Chen is one of thousands of unheralded local tree stewards throughout the city who take time out of their evenings and weekends to weed, water and mulch the tree pits on their blocks. The street tree stewardship movement is more important than ever in New York City:  budget cuts have slashed public funding for tree care at the same time that the MillionTreesNYC initiative hit its halfway mark – that’s 500,000 new saplings citywide – earlier this summer. NY4P advocacy helped increase 2013 funding for tree pruning by $2 million, but the Parks Department is still severely hamstrung in its tree care efforts.

“The City has less funding for maintenance, but there are lots of parts of the public realm that the average citizen can help maintain,” said Deborah Marton, Senior Vice President of Programs at the New York Restoration Project, which partners with the City on the MillionTrees initiative. “It’s tough when you’re working full time to add another task, but if everyone watered trees outside their home, the city would benefit in a huge way.”

Those benefits are far more than purely aesthetic.

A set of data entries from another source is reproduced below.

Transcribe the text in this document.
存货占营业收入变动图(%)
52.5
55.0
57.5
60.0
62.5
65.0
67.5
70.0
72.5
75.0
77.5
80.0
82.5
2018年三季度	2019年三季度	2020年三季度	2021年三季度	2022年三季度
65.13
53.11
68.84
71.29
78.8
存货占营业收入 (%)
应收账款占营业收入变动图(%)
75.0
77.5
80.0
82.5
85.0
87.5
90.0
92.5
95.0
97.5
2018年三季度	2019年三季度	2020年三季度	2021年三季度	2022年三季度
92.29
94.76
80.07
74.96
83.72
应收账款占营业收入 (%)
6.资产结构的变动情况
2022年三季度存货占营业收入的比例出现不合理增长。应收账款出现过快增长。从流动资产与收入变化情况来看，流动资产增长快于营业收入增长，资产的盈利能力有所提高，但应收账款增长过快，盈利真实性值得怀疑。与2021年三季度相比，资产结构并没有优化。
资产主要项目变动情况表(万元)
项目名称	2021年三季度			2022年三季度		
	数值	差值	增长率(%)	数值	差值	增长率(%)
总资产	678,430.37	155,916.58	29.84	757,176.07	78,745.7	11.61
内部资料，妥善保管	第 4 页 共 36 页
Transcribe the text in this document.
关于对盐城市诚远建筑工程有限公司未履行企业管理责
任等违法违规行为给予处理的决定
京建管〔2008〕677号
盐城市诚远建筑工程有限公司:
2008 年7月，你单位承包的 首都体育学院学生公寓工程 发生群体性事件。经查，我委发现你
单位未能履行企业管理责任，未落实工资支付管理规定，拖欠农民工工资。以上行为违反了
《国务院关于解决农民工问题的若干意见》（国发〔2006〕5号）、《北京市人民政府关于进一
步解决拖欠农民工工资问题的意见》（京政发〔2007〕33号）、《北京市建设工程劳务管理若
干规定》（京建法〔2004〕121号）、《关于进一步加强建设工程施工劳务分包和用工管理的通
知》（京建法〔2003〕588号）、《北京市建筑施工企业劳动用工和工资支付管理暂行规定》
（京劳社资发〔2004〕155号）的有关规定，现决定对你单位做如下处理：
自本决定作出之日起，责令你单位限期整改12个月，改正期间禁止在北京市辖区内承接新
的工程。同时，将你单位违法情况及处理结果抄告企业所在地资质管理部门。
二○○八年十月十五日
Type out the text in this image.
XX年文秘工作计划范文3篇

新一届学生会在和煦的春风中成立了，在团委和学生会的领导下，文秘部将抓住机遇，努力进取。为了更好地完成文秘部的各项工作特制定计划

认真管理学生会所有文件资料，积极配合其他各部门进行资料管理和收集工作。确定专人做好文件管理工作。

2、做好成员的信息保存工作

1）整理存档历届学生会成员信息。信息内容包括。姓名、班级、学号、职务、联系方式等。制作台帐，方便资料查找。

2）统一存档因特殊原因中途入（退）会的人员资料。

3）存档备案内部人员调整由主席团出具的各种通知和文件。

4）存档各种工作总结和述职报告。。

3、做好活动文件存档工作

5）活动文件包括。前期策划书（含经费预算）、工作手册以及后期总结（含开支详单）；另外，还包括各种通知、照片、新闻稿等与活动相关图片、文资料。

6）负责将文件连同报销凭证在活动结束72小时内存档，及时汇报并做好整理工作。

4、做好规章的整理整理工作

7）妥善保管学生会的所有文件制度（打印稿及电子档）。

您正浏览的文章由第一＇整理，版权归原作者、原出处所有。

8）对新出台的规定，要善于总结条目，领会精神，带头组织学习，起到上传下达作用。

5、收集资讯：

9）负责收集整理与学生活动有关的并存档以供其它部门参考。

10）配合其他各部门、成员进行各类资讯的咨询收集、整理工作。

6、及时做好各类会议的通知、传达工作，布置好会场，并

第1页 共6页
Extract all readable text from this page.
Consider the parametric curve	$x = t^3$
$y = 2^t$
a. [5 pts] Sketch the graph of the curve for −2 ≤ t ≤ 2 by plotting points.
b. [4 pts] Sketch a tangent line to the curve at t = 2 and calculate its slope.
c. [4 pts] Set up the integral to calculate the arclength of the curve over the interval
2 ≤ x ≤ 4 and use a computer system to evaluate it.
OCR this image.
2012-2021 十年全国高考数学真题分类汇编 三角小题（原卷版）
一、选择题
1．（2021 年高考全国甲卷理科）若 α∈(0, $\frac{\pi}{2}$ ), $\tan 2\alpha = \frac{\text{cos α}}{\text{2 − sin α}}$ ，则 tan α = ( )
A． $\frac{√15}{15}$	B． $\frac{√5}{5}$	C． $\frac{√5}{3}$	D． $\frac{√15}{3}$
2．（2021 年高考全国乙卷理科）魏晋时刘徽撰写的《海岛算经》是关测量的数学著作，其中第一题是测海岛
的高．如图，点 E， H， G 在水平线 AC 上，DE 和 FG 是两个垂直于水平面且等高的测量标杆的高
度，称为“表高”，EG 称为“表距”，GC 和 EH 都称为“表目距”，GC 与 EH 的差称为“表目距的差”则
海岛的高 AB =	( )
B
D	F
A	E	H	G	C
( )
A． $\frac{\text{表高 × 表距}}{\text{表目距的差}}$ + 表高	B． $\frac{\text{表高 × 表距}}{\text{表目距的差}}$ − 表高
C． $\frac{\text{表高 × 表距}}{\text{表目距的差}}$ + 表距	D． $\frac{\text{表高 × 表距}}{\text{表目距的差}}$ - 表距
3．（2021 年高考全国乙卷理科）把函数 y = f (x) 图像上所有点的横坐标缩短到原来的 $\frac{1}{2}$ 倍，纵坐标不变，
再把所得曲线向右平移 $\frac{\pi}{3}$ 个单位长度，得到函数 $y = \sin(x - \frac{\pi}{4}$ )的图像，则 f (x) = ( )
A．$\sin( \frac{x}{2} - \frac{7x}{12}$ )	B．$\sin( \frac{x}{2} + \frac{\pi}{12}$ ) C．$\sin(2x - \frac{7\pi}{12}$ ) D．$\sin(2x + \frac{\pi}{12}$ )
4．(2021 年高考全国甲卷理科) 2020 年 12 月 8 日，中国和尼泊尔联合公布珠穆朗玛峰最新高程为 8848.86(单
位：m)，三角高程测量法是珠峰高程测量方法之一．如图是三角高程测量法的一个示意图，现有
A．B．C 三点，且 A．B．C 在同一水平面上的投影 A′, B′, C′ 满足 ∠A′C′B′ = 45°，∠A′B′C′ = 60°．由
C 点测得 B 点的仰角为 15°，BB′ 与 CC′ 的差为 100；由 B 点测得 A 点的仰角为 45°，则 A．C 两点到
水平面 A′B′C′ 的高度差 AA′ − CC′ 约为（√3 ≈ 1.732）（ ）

Recent studies have evidenced that the presence of urban street trees leads to decreased asthma and diabetes rates, increased physical activity, less overall anxiety and depression, higher real estate values, less energy use and lower crime rates.

Kaid Benfield, Director of the Sustainable Communities and Smart Growth Program at the National Resources Defense Council, recently examined the value of street trees in an Atlantic Cities blog post. He highlighted the California Center for Sustainable Energy's San Diego County Trees Initiative, which built an interactive map showing specific street tree locations and the total monetary benefits provided by each tree, broken down into categories like carbon sequestration, water retention, energy saved and air pollutants reduced. A similar project is underway in Washington, D.C., where the nonprofit Casey Trees has created an interactive tree map.

Further, Benfield referenced a 2008 paper by Walkable and Livable Communities Institute Executive Director Dan Burden, which argued that “for a planting cost of $250-600 (includes first three years of maintenance) a single tree returns over $90,000 of direct benefits (not including aesthetic, social and natural) in the lifetime of a tree.”

Stewards like Chen, though, quickly realize the simpler benefits, like the improved camaraderie on her block. She says what she’s doing on her block can easily be replicated citywide.

“There are so many neighborhoods around the city where one person taking care of a tree could have a great impact,” she said.

Marton is hopeful that the network of tree volunteers will continue to grow, especially as MillionTrees and other environmental programs expand their community outreach and educate more New Yorkers about the benefits and rewards of stewardship. And she agrees with Chen that though adopting a tree might seem too time-consuming or mundane, the case for doing so is compelling.

"If people think about the investment versus the returns, I think they're much more likely to get involved,” Marton said.